At the health food store, there are lots of varities of non- wheat cereals. Our family’s favorites are ‘Rice Crunch ‘ems’, ‘Puffins’, ‘Shredded Spoonfulls’. There is also puffed millet, rice and corn. Just get into the habit of reading the labels to check the ingredients. We have taught our 6 year old how to read ingredients.  So now she tells us if the cereal has too much sugar and not enough protein.  Your cereal should have no more than 10 grams of sugar per serving.

Salt substitutes

  • Bragg’s Liquid Aminos and Umeboshi plum vinegar are alternatives to salt and they add nutrition into your diet.
  • In addition, you can dry ‘Gomasio’

In the cracker aisle, you can find rice crackers, at the health food store.

Always use olive oil, flax oil, coconut oil, ghee (clarified butter) and sesame oil instead of safflower, corn, or canola.

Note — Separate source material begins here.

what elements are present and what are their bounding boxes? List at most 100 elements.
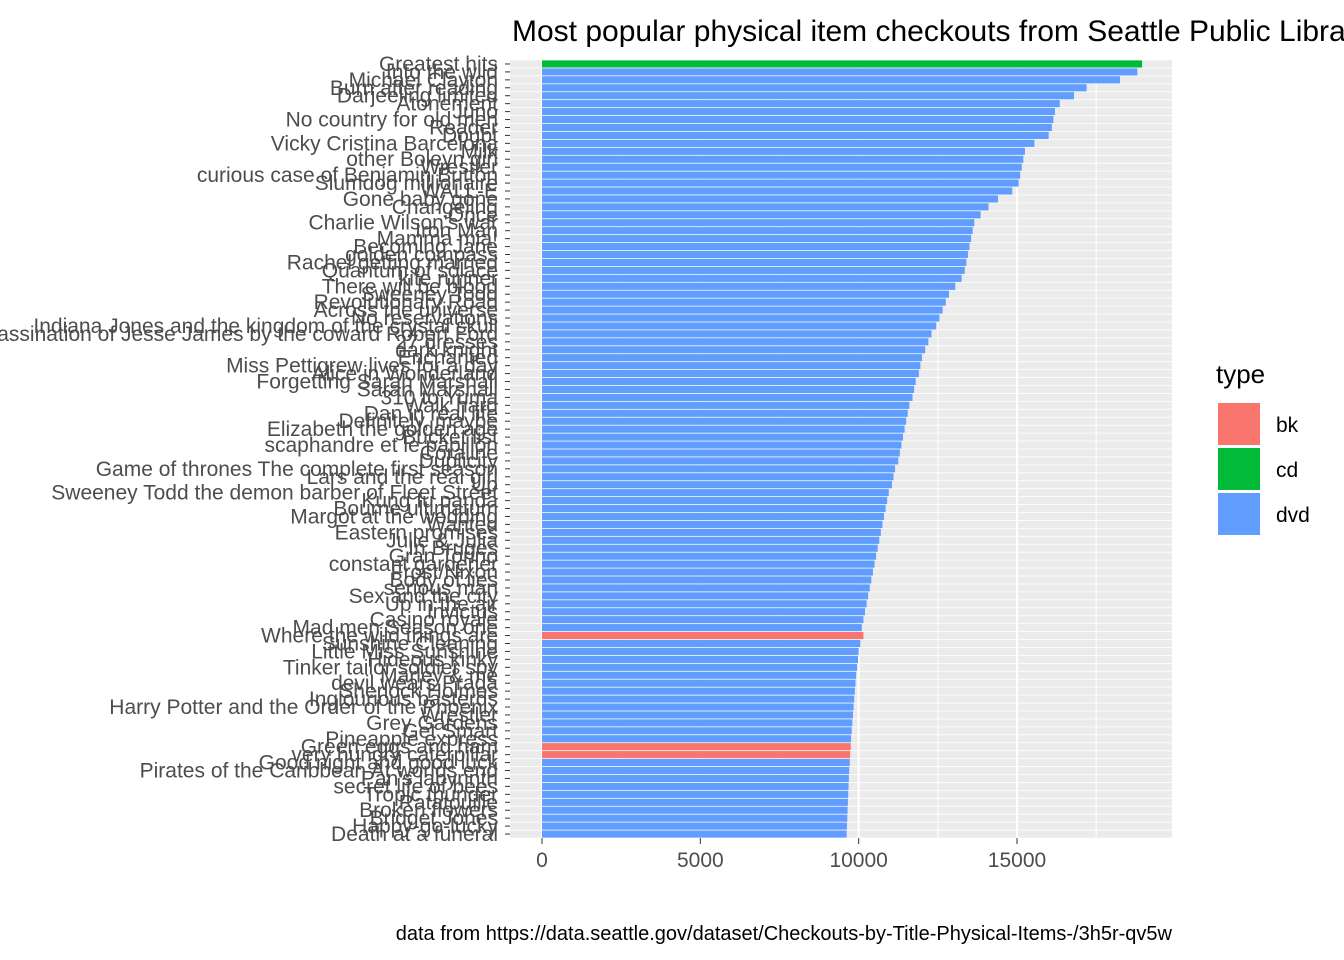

  • Rice cheese, soy cheese, goat cheese, almond are all better alternatives to regular cheddar, which is mostly oil. Experiment to see which suits your taste.
  • A lot of the ‘alternative’ cheeses still contain casein, which is the enzyme in cheese that causes much of the chaos, so, if you are really working toward a low inflammatory diet, I would completely cut out cheese as well as the cheese alternatives.